I agree that there is too much testing, but much of it is progress monitoring by school districts. We need fewer tests and better tests.

Kevin, you would like to attribute Florida’s gains to anything but accountability and testing. But those of us who lived through the process know better. We saw school districts respond quickly to improve long-ignored and long-failing schools in poor communities. They replaced ineffective leaders and teachers and brought in new resources.

Rapid improvement followed. We saw schools that had been written off for years as failures celebrate A grades. Florida adopted a slate of reforms, but it was accountability that gave them teeth and increased their effectiveness.

Kevin, you talk about replacing annual testing with other approaches, like the N.A.E.P., but that system only tests a sample of students. Unfortunately, if a third grader in Miami is falling behind in reading, a sampling of Florida students is not going to catch that. His parents are not going to receive objective information that would alert them to it. Nor will his parents know how well his school and teachers are performing.

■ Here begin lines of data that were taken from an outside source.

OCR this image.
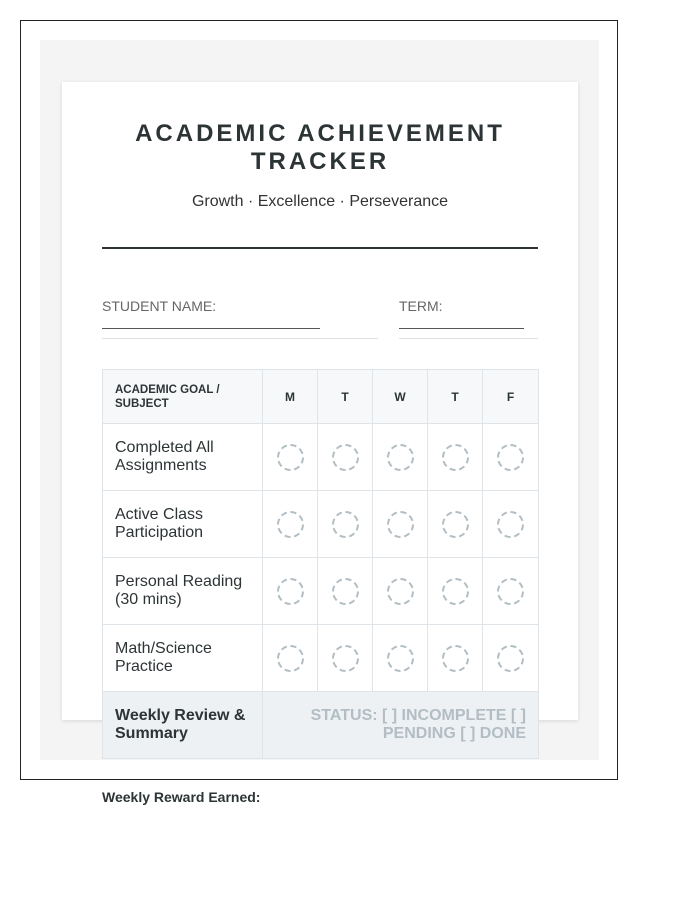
ACADEMIC ACHIEVEMENT TRACKER
Growth · Excellence · Perseverance
STUDENT NAME:	TERM:
ACADEMIC GOAL / SUBJECT	M	T	W	T	F
Completed All Assignments					
Active Class Participation					
Personal Reading (30 mins)					
Math/Science Practice					
Weekly Review & Summary	STATUS: [ ] INCOMPLETE [ ] PENDING [ ] DONE				
Weekly Reward Earned:
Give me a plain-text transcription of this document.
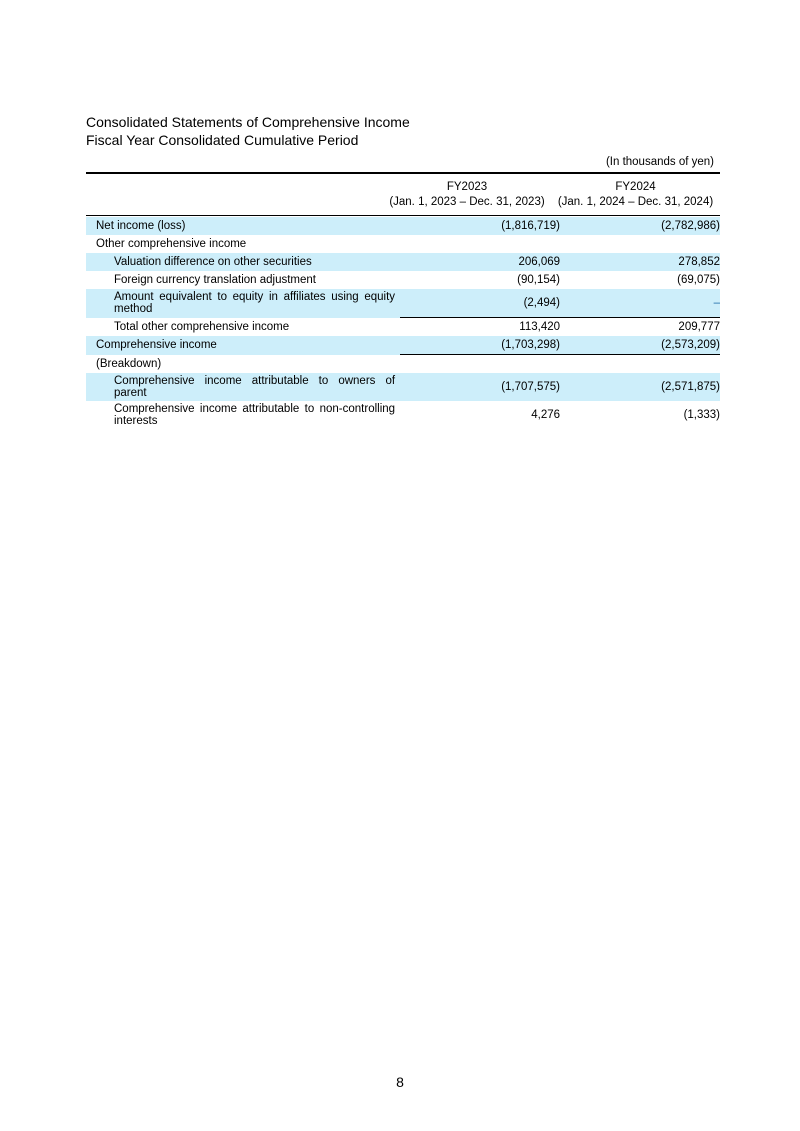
Consolidated Statements of Comprehensive Income
Fiscal Year Consolidated Cumulative Period
(In thousands of yen)
FY2023
(Jan. 1, 2023 – Dec. 31, 2023)
FY2024
(Jan. 1, 2024 – Dec. 31, 2024)
Net income (loss)	(1,816,719)	(2,782,986)
Other comprehensive income		
Valuation difference on other securities	206,069	278,852
Foreign currency translation adjustment	(90,154)	(69,075)
Amount equivalent to equity in affiliates using equity method	(2,494)	–
Total other comprehensive income	113,420	209,777
Comprehensive income	(1,703,298)	(2,573,209)
(Breakdown)		
Comprehensive income attributable to owners of parent	(1,707,575)	(2,571,875)
Comprehensive income attributable to non-controlling interests	4,276	(1,333)
8
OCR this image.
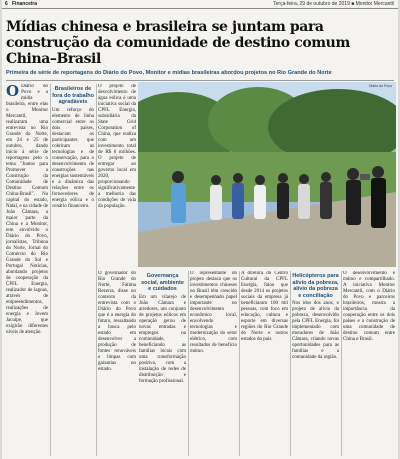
6 Financeira	Terça-feira, 29 de outubro de 2019 ■ Monitor Mercantil
Mídias chinesa e brasileira se juntam para construção da comunidade de destino comum China–Brasil
Primeira de série de reportagens do Diário do Povo, Monitor e mídias brasileiras abordou projetos no Rio Grande do Norte
Diário do Povo
O Diário do Povo e a mídia brasileira, entre elas o Monitor Mercantil, realizaram uma entrevista no Rio Grande do Norte, em 24 e 25 de outubro, dando início à série de reportagens pelo o tema "Juntos para Promover a Construção da Comunidade de Destino Comum China-Brasil". Na capital do estado, Natal, e na cidade de João Câmara, a maior parte da China e a Monitor, tem envolvido o Diário do Povo, jornalistas, Tribuna do Norte, Jornal do Comércio do Rio Grande do Sul e Portugal Notícias, abordando projetos de cooperação da CPFL Energia, realizador de lagoas, através de empreendimentos, realizações de energia e Jovem Jacuípe, que exigirão diferentes níveis de atenção.

Brasileiros de fora do trabalho agradáveis

Um reforço do elemento de linha comercial entre os dois países, destacam os participantes que cobriram as tecnologias e de conservação, para o desenvolvimento de construções nas energias sustentáveis e a dinâmica das relações entre os fornecedores de energia eólica e o cenário financeiro.

O projeto de desvolvimento de água eólica é uma iniciativa social da CPFL Energia, subsidiária da State Grid Corporation of China, que realiza com um investimento total de R$ 6 milhões. O projeto de entregar ao governo local em 2020, proporcionando significativamente a melhoria das condições de vida da população.

O governador do Rio Grande do Norte, Fátima Bezerra, disse no contexto da entrevista com o Diário do Povo que é a energia do futuro, ressaltando a busca pelo estado em desenvolver a produção de fontes renováveis e limpas com garantias no estado.

Governança social, ambiente e cuidados

Em um vilarejo de João Câmara e arredores, um conjunto de projetos eólicos em operação gerou de novas entradas e empregos na comunidade, beneficiando as famílias locais com uma transformação positiva, com a instalação de redes de distribuição e formação profissional.

O representante do projeto destaca que os investimentos chineses no Brasil têm crescido e desempenhado papel importante no desenvolvimento econômico local, envolvendo tecnologias e modernização do setor elétrico, com resultados de benefício mútuo.

A diretora do Centro Cultural da CPFL Energia, falou que desde 2014 os projetos sociais da empresa já beneficiaram 100 mil pessoas, com foco em educação, cultura e esporte em diversas regiões do Rio Grande do Norte e outros estados do país.

Helicópteros para alívio da pobreza, alívio da pobreza e conciliação

Nos idos dos anos, o projeto de alívio da pobreza, desenvolvido pela CPFL Energia, foi implementado com moradores de João Câmara, criando novas oportunidades para as famílias e a comunidade da região.

O desenvolvimento é mútuo e compartilhado. A iniciativa Monitor Mercantil, com o Diário do Povo e parceiros brasileiros, mostra a importância da cooperação entre os dois países e a construção de uma comunidade de destino comum entre China e Brasil.
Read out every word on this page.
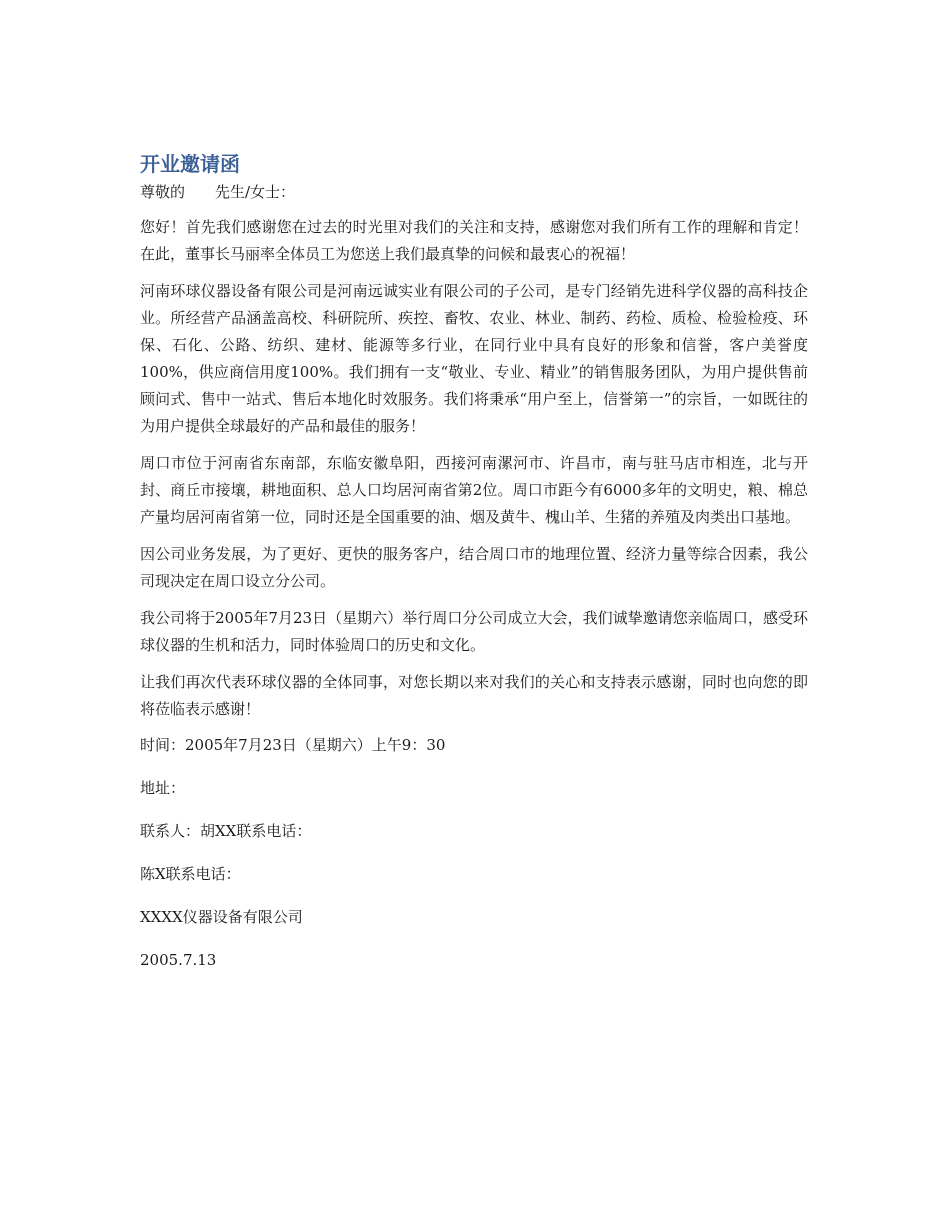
开业邀请函

尊敬的　　先生/女士：

您好！首先我们感谢您在过去的时光里对我们的关注和支持，感谢您对我们所有工作的理解和肯定！在此，董事长马丽率全体员工为您送上我们最真挚的问候和最衷心的祝福！

河南环球仪器设备有限公司是河南远诚实业有限公司的子公司，是专门经销先进科学仪器的高科技企业。所经营产品涵盖高校、科研院所、疾控、畜牧、农业、林业、制药、药检、质检、检验检疫、环保、石化、公路、纺织、建材、能源等多行业，在同行业中具有良好的形象和信誉，客户美誉度100%，供应商信用度100%。我们拥有一支“敬业、专业、精业”的销售服务团队，为用户提供售前顾问式、售中一站式、售后本地化时效服务。我们将秉承“用户至上，信誉第一”的宗旨，一如既往的为用户提供全球最好的产品和最佳的服务！

周口市位于河南省东南部，东临安徽阜阳，西接河南漯河市、许昌市，南与驻马店市相连，北与开封、商丘市接壤，耕地面积、总人口均居河南省第2位。周口市距今有6000多年的文明史，粮、棉总产量均居河南省第一位，同时还是全国重要的油、烟及黄牛、槐山羊、生猪的养殖及肉类出口基地。

因公司业务发展，为了更好、更快的服务客户，结合周口市的地理位置、经济力量等综合因素，我公司现决定在周口设立分公司。

我公司将于2005年7月23日（星期六）举行周口分公司成立大会，我们诚挚邀请您亲临周口，感受环球仪器的生机和活力，同时体验周口的历史和文化。

让我们再次代表环球仪器的全体同事，对您长期以来对我们的关心和支持表示感谢，同时也向您的即将莅临表示感谢！

时间：2005年7月23日（星期六）上午9：30

地址：

联系人：胡XX联系电话：

陈X联系电话：

XXXX仪器设备有限公司

2005.7.13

This is why every child must be measured and every child must count. Those who agree include major civil rights groups 
that represent poor children, African-American children, Hispanic children and children with learning disabilities. They know all too well how easily these kids can fall through the cracks.

That said, I agree that there is too much testing, much of it progress monitoring by school districts. We need fewer tests and better tests. Florida just passed legislation moving in this direction.

In the future I hope we can move to a more flexible testing system where students can demonstrate mastery of academic material at any point during the school year, allowing them to progress through courses at their own pace.

As we so often say, reform is never final.

Thank you for this conversation, Kevin, and I hope readers have found it enlightening.

A Basic Disagreement About the Uses of Tests



Thank you, Patricia. I’m sorry we didn’t have a chance to debate the Florida reforms themselves. Those wishing for an alternative perspective may wish to read the thoughts of Sherman Dorn, formerly of the University of South Florida. But in a nutshell, part of our disagreement concerns the dangers of cherry picking a subject area (reading), a grade level (fourth) and subgroups of the population. The other part arises from the dangers of making causal inferences from mere correlations, when many factors are likely at play – some beneficial and some detrimental. This is the “ice cream causes murder” problem.

In the end, I think we’re left with a basic disagreement that’s certainly about testing but even more about the uses of those tests. Test-based accountability systems are certainly a powerful tool. But we’ve learned that their power can leave a great deal of damage in their wake.